Since I'm too lazy to figure out exactly how many bits I need to look
at, let's just think at an abstract level.  Suppose I added the top few
bits of P together, and the high-order two bits are 00.  I *know*
the result is non-negative, regardless of what could have been the carry
from the lower bits (which I didn't add).  Therefore, I know I can select
d=1 as my next digit.  Suppose the high-order bits were 01.  Now, I don't
know whether the result is positive or negative (if there is supposed to
be carry to flip the sign bit).  However, I do know that -D < P < D,
so I can select d=0 as my next digit.  Similarly, if the high-order bits
were 10, I know the result is negative, so I can select d=-1.  


P: 000.1110
+: 000.0000
D: 001.1000
result: 0.

	Iteration 1:
	Shift both words of P:
		P: 001.1100
		+: 000.0000
	Add high order bits for P:
		   001
	Regardless of possible carry, I know P is positive.
	Therefore, can select d=1.  Result 0.1
	Subtract dD from P (same as adding -D):
		 P: 001.1100
		 +: 000.0000
		-D: 110.1000
		 ----------
		 S: 111.0100	(becomes new P)
		 C: 000.1000	(shifted, becomes new +)

P: 111.0100
+: 001.0000
D: 001.1000
result: 0.1

	Iteration 2:
	Shift both words of P:
		P: 110.1000
		+: 010.0000
	Add high order bits for P:
		   000
	Regardless of possible carry, I know P is positive.
	Therefore, can select d=1.  Result 0.11
	Subtract dD from P (same as adding -D):
		 P: 110.1000
		 +: 010.0000
		-D: 110.1000
		 ----------
		 S: 010.0000	(becomes new P)
		 C: 110.1000	(shifted, becomes new +)

P: 010.0000
+: 101.0000
D: 001.1000
result: 0.11

	Iteration 3:
	Shift both words of P:
		P: 100.0000
		+: 010.0000
	Add high order bits for P:
		   110
	Regardless of possible carry, I know P is negative.
	Therefore, can select d = -1.  Result 0.101
	Subtract dD from P (same as adding D):
		 P: 100.0000
		 +: 010.0000
		 0: 001.1000
		 ----------
		 S: 111.1000	(becomes new P)
		 C: 000.0000	(shifted, becomes new +)

P: 111.1000
+: 000.0000
D: 001.1000
result: 0.101

	Iteration 4:
	Shift both words of P:
		P: 111.0000
		+: 000.0000
	Add high order bits for P:
		   111
	Depending on carry, P could be positive or negative.
	However, regardless of possible carry, -D < P < D.
	Therefore, can select d=0.  Result 0.1010
	Subtract dD from P (same as adding 0):
		 P: 111.0000
		 +: 000.0000
		 0: 000.0000
		 ----------
		 S: 111.0000	(becomes new P)
		 C: 000.0000	(shifted, becomes new +)

P: 111.0000
+: 000.0000
D: 001.1000
result: 0.1010

	Iteration 5:
	Shift both words of P:
		P: 110.0000
		+: 000.0000
	Add high order bits for P:
		   110
	Regardless of possible carry, I know P is negative.
	Therefore, can select d = -1.  Result 0.10011
	Subtract dD from P (same as adding D):
		 P: 110.0000
		 +: 000.0000
		 D: 001.1000
		 ----------
		 S: 111.1000	(becomes new P)
		 C: 000.0000	(shifted, becomes new +)

P: 111.1000
+: 000.0000
D: 001.1000
result: 0.10011

Note that we've reached the same state as before Iteration 4.  Therefore,
from now on, we're going to select d=0 alternating with d=-1.

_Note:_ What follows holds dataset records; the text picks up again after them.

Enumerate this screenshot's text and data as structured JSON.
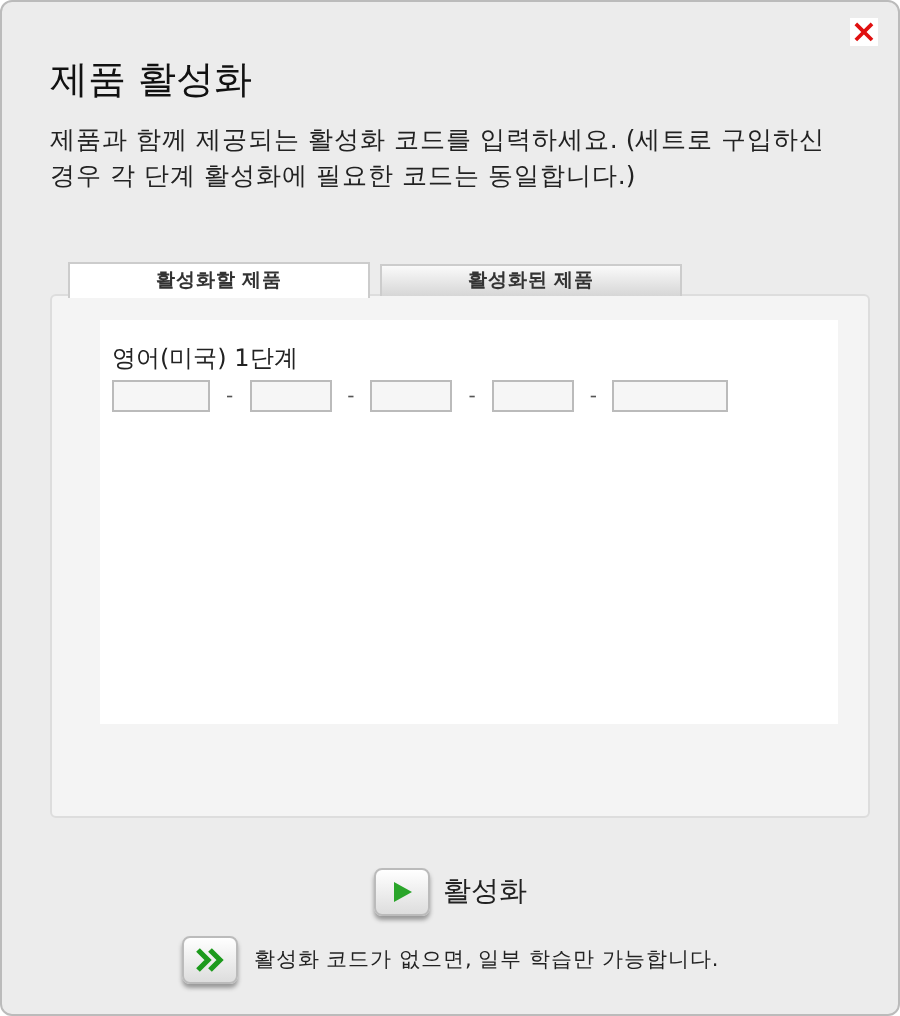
{
  "window": {
    "title": "제품 활성화",
    "close": "×"
  },
  "description": "제품과 함께 제공되는 활성화 코드를 입력하세요. (세트로 구입하신 경우 각 단계 활성화에 필요한 코드는 동일합니다.)",
  "tabs": [
    {
      "label": "활성화할 제품",
      "selected": true
    },
    {
      "label": "활성화된 제품",
      "selected": false
    }
  ],
  "product": {
    "label": "영어(미국) 1단계",
    "code_fields": [
      {
        "kind": "wide"
      },
      {
        "kind": "narrow",
        "separator": "-"
      },
      {
        "kind": "narrow",
        "separator": "-"
      },
      {
        "kind": "narrow",
        "separator": "-"
      },
      {
        "kind": "wide",
        "separator": "-"
      }
    ]
  },
  "activate_button": {
    "label": "활성화"
  },
  "no_code_link": {
    "label": "활성화 코드가 없으면, 일부 학습만 가능합니다."
  }
}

Iteration 6: d = 0  result: 0.100110
Iteration 7: d = -1 result: 0.1001011
Iteration 8: d = 0  result: 0.10010110
Iteration 9: d = -1 result: 0.100101011
...
result = 0.100101010...

Recall that we normalize the result by 3 decimal places, which gives
100.101010..., which is 4 plus 2/3, which is exactly the right result.